Here is an interesting false computation using the pigeonhole principle.

Suppose I am asked to compute the probability that three successive tosses of a fair coin will have the same result.

It can be readily seen that there are eight possible outcomes, with two of them having the same result three times. Therefore, the probability is 1/4.

However, suppose that I claim that the probability should be 1/2, and here is my reasoning: First, I point out that there are three coin tosses and only two possible outcomes for each toss. Therefore, at least two out of the three tosses are guaranteed to have the same result. I need only point out that the probability of the third toss having the same result is 1/2 to arrive at my conclusion.

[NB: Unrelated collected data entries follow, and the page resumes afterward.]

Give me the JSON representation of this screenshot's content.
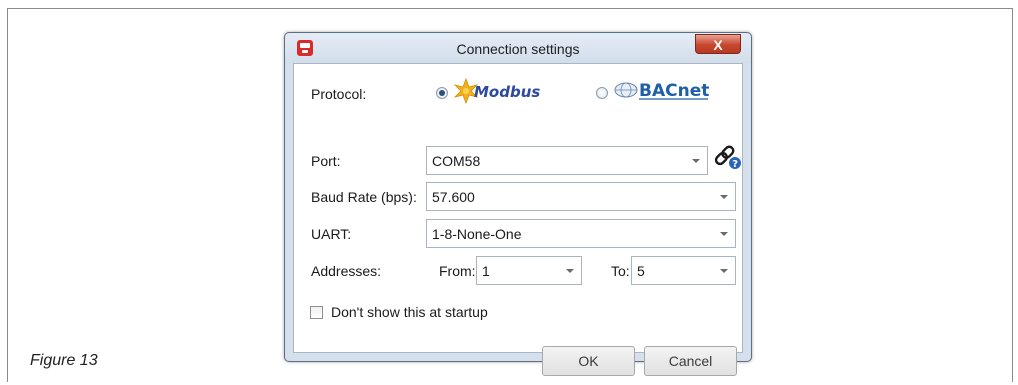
{
  "figure": {
    "caption": "Figure 13"
  },
  "dialog": {
    "title": "Connection settings",
    "close_label": "X",
    "protocol": {
      "label": "Protocol:",
      "options": [
        {
          "name": "Modbus",
          "selected": true
        },
        {
          "name": "BACnet",
          "selected": false
        }
      ]
    },
    "port": {
      "label": "Port:",
      "value": "COM58"
    },
    "baud": {
      "label": "Baud Rate (bps):",
      "value": "57.600"
    },
    "uart": {
      "label": "UART:",
      "value": "1-8-None-One"
    },
    "addresses": {
      "label": "Addresses:",
      "from_label": "From:",
      "from_value": "1",
      "to_label": "To:",
      "to_value": "5"
    },
    "startup_checkbox": {
      "label": "Don't show this at startup",
      "checked": false
    },
    "ok_label": "OK",
    "cancel_label": "Cancel"
  },
  "colors": {
    "close_button": "#c7462e",
    "dialog_frame": "#d6e0ec",
    "modbus_text": "#2b4aa0",
    "bacnet_text": "#1f5fa8"
  }
}
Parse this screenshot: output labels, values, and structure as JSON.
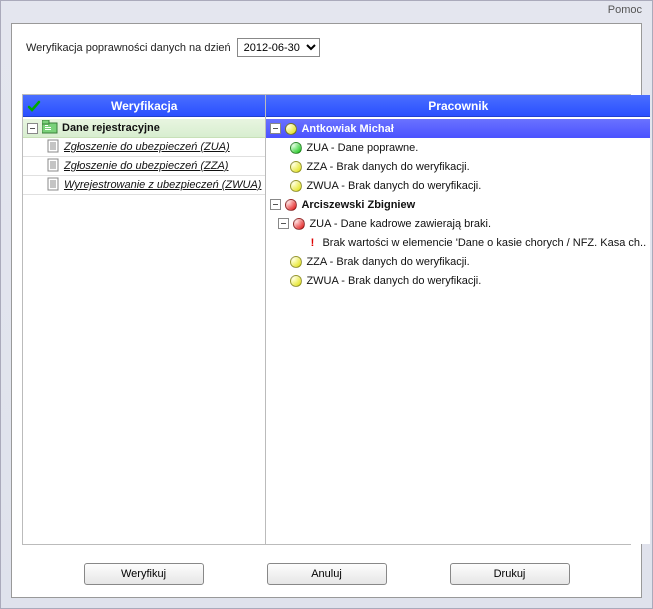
{
  "title_menu": "Pomoc",
  "top": {
    "label": "Weryfikacja poprawności danych na dzień",
    "date": "2012-06-30"
  },
  "left_panel": {
    "header": "Weryfikacja",
    "root": {
      "label": "Dane rejestracyjne"
    },
    "items": [
      {
        "label": "Zgłoszenie do ubezpieczeń (ZUA)"
      },
      {
        "label": "Zgłoszenie do ubezpieczeń (ZZA)"
      },
      {
        "label": "Wyrejestrowanie z ubezpieczeń (ZWUA)"
      }
    ]
  },
  "right_panel": {
    "header": "Pracownik",
    "tree": [
      {
        "name": "Antkowiak Michał",
        "status": "yellow",
        "selected": true,
        "children": [
          {
            "status": "green",
            "text": "ZUA - Dane poprawne."
          },
          {
            "status": "yellow",
            "text": "ZZA - Brak danych do weryfikacji."
          },
          {
            "status": "yellow",
            "text": "ZWUA - Brak danych do weryfikacji."
          }
        ]
      },
      {
        "name": "Arciszewski Zbigniew",
        "status": "red",
        "children": [
          {
            "status": "red",
            "text": "ZUA - Dane kadrowe zawierają braki.",
            "expandable": true,
            "children": [
              {
                "bang": true,
                "text": "Brak wartości w elemencie 'Dane o kasie chorych / NFZ. Kasa ch.."
              }
            ]
          },
          {
            "status": "yellow",
            "text": "ZZA - Brak danych do weryfikacji."
          },
          {
            "status": "yellow",
            "text": "ZWUA - Brak danych do weryfikacji."
          }
        ]
      }
    ]
  },
  "buttons": {
    "verify": "Weryfikuj",
    "cancel": "Anuluj",
    "print": "Drukuj"
  }
}
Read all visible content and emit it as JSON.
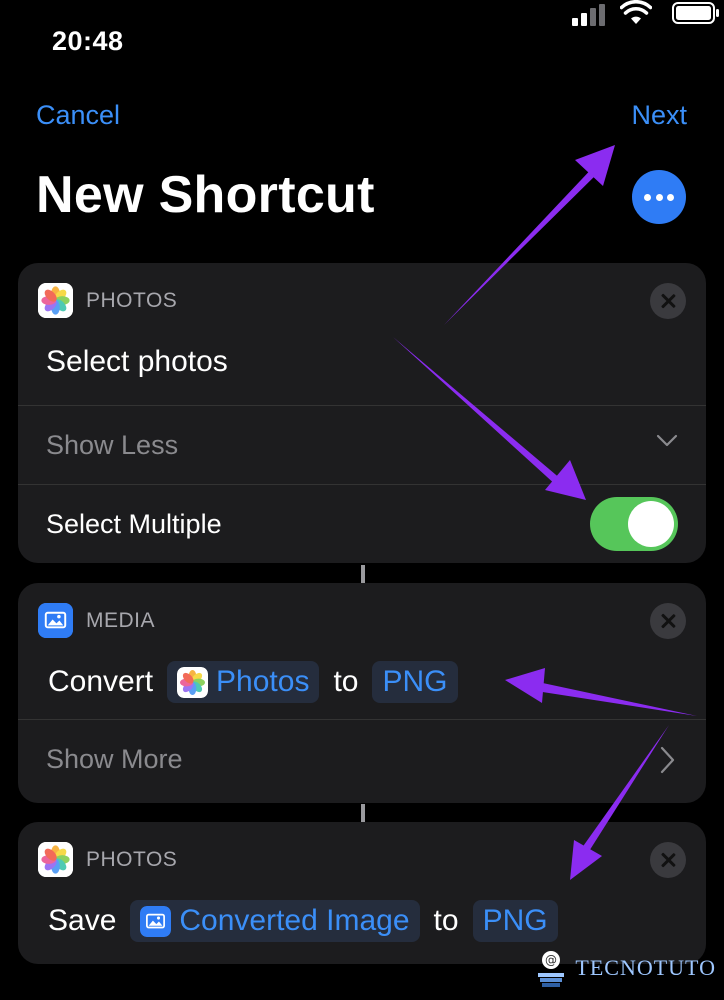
{
  "status_bar": {
    "time": "20:48"
  },
  "nav": {
    "cancel_label": "Cancel",
    "next_label": "Next"
  },
  "title": "New Shortcut",
  "cards": [
    {
      "app": "PHOTOS",
      "action": "Select photos",
      "show_less": "Show Less",
      "option_label": "Select Multiple",
      "option_on": true
    },
    {
      "app": "MEDIA",
      "action_verb": "Convert",
      "input_token": "Photos",
      "connector": "to",
      "format_token": "PNG",
      "show_more": "Show More"
    },
    {
      "app": "PHOTOS",
      "action_verb": "Save",
      "input_token": "Converted Image",
      "connector": "to",
      "format_token": "PNG"
    }
  ],
  "watermark": "TECNOTUTO",
  "colors": {
    "accent": "#3b8ff8",
    "toggle_on": "#56c65a",
    "arrow": "#8b2cf0",
    "card": "#1c1c1e"
  }
}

Why does this reasoning lead to a wrong result?

Answer 1

This is a really cool variant on the Monte Hall "do you choose the other door" problem, or for bridge enthusiasts, the principle of restricted choice.

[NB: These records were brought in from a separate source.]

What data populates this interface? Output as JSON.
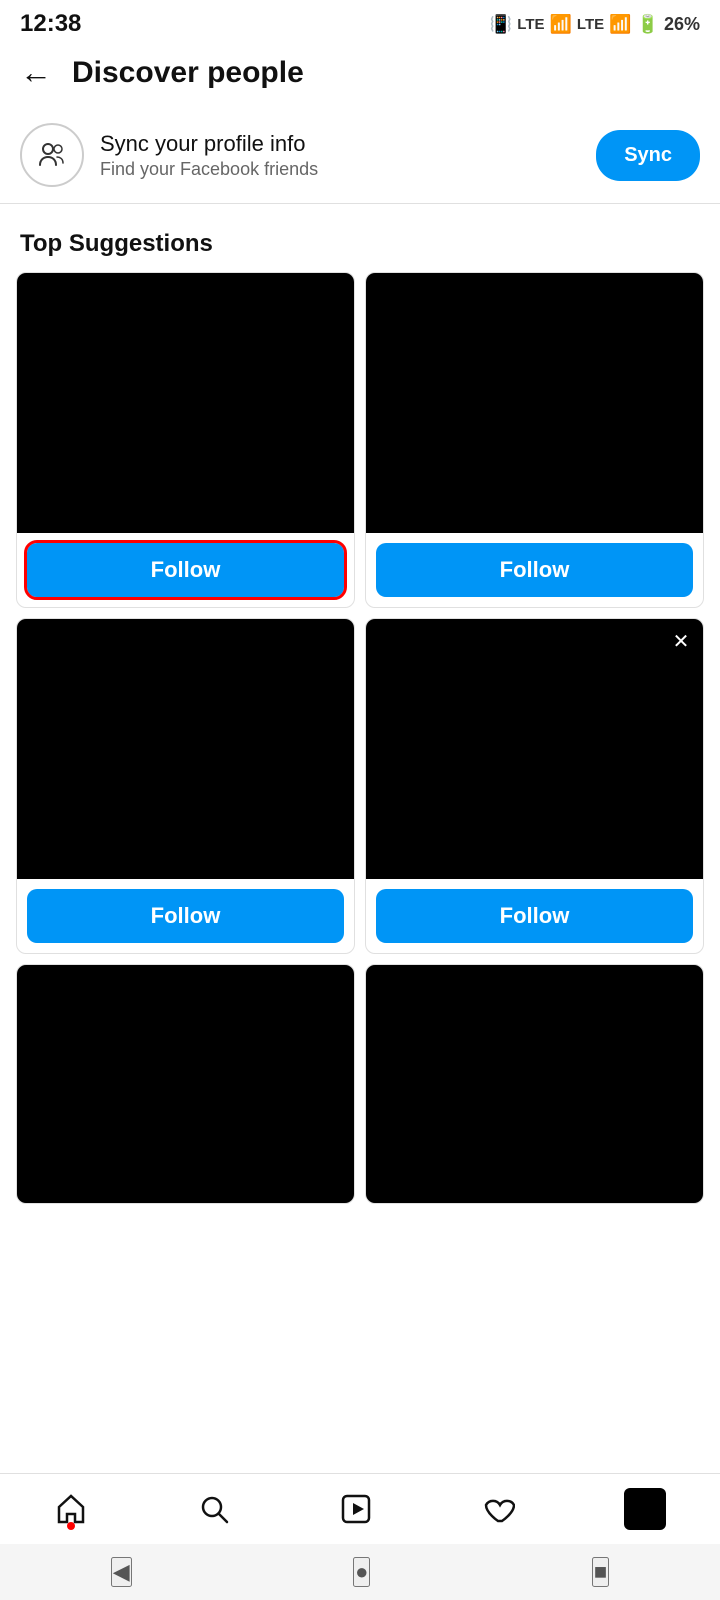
{
  "statusBar": {
    "time": "12:38",
    "battery": "26%",
    "icons": "📳 LTE LTE"
  },
  "header": {
    "backLabel": "←",
    "title": "Discover people"
  },
  "syncBanner": {
    "title": "Sync your profile info",
    "subtitle": "Find your Facebook friends",
    "buttonLabel": "Sync"
  },
  "sectionTitle": "Top Suggestions",
  "cards": [
    {
      "id": 1,
      "followLabel": "Follow",
      "highlighted": true,
      "hasClose": false
    },
    {
      "id": 2,
      "followLabel": "Follow",
      "highlighted": false,
      "hasClose": false
    },
    {
      "id": 3,
      "followLabel": "Follow",
      "highlighted": false,
      "hasClose": false
    },
    {
      "id": 4,
      "followLabel": "Follow",
      "highlighted": false,
      "hasClose": true
    },
    {
      "id": 5,
      "followLabel": "",
      "highlighted": false,
      "hasClose": false,
      "partial": true
    },
    {
      "id": 6,
      "followLabel": "",
      "highlighted": false,
      "hasClose": false,
      "partial": true
    }
  ],
  "bottomNav": {
    "items": [
      {
        "name": "home",
        "icon": "⌂"
      },
      {
        "name": "search",
        "icon": "🔍"
      },
      {
        "name": "reels",
        "icon": "▶"
      },
      {
        "name": "heart",
        "icon": "♡"
      },
      {
        "name": "profile",
        "icon": ""
      }
    ]
  },
  "androidNav": {
    "back": "◀",
    "home": "●",
    "recent": "■"
  }
}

Let me rephrase the issue as follows: $A$ is presented with three independent fair-coin randoms (behind three "doors"). The rules of the game are that $A$ must present $B$ with two of those randoms by revealing two doors, and that further, he must reveal two doors with identical values (both heads or both tails). $B$, seeing the doors opened by $A$ (fort example, doors I and II), must decide whether to bet that the random behind third door matches the other two (getting, say, 2:1 odds) or is different (laying 1:2 odds). What should $B$ do?

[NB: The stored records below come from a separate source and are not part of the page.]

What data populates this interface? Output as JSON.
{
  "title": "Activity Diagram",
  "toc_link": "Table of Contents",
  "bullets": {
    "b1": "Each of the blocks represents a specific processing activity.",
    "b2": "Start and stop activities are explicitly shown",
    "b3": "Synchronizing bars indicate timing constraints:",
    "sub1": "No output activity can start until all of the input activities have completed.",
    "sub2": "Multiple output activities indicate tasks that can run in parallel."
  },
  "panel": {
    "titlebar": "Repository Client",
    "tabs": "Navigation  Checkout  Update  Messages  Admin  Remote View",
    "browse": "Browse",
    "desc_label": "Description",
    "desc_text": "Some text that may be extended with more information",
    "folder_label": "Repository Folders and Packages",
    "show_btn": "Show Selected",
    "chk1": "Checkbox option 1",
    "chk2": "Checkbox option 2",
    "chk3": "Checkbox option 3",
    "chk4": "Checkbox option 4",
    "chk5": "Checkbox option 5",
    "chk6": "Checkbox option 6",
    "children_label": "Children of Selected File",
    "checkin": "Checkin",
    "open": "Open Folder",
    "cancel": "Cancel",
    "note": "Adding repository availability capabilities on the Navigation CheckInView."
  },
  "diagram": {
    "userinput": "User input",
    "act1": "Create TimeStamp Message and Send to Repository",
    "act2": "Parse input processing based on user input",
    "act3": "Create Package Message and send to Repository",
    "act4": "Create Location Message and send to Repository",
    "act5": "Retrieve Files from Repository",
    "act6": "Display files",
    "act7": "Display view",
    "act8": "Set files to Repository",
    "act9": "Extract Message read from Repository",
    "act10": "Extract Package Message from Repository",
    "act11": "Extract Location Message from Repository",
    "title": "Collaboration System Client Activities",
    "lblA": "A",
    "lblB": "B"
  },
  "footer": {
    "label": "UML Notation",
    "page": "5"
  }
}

The point is that if the third value is different, then $A$ was forced to open those two specific doors (just as in Bridge, if the opponent had a singleton J or Q he was forced to play that specific card). On the other hand, if all three values were the same, $A$ could equally well have opened doors I and III, or II and III (just as in Bridge, the opponent holding QJ could equally well have played the Q or J). So the chances of the restricted choice($A$ chose doors I and II because he was forced to) are, in this case, three times greater than the chances of the free choice; that is, the odds that the third door is has a different value behind it are 3:1.

Answer 2

However, suppose that I claim that the probability should be 1/2, and here is my reasoning: First, I point out that there are three coin tosses and only two possible outcomes for each toss. Therefore, at least two out of the three tosses are guaranteed to have the same result. I need only point out that the probability of the third toss having the same result is 1/2 to arrive at my conclusion.

Which toss is this third toss?   You know that "at least two tosses must be the same"; not that the "first two are the same".   These can be the first two, the first and last, the last two, or all three.   That is, the (equally)possible outcomes are:

$$\rm \{SSD, SDS, DSS, SSS\}$$

Answer 3

Therefore, at least two out of the three tosses are guaranteed to have the same result.

Those 2-of-3 elements are not a well defined random variable.

If you go through the formalities of constructing a well defined pair from the three elements, such as taking the smallest one in a predefined ordering, or uniform random selection from all pairs with the same result, the result of the remaining toss will not be an independent coin with probability 1/2.

The probability space of 3 independent coin tosses does not decompose as a Cartesian product of probability spaces (choice of pair) x (choice of outcome for that pair) x (outcome of 3rd toss). If it did then then (choice of pair) would be equivalent to a single coin toss with two outcomes, but there are 3 possible pairs.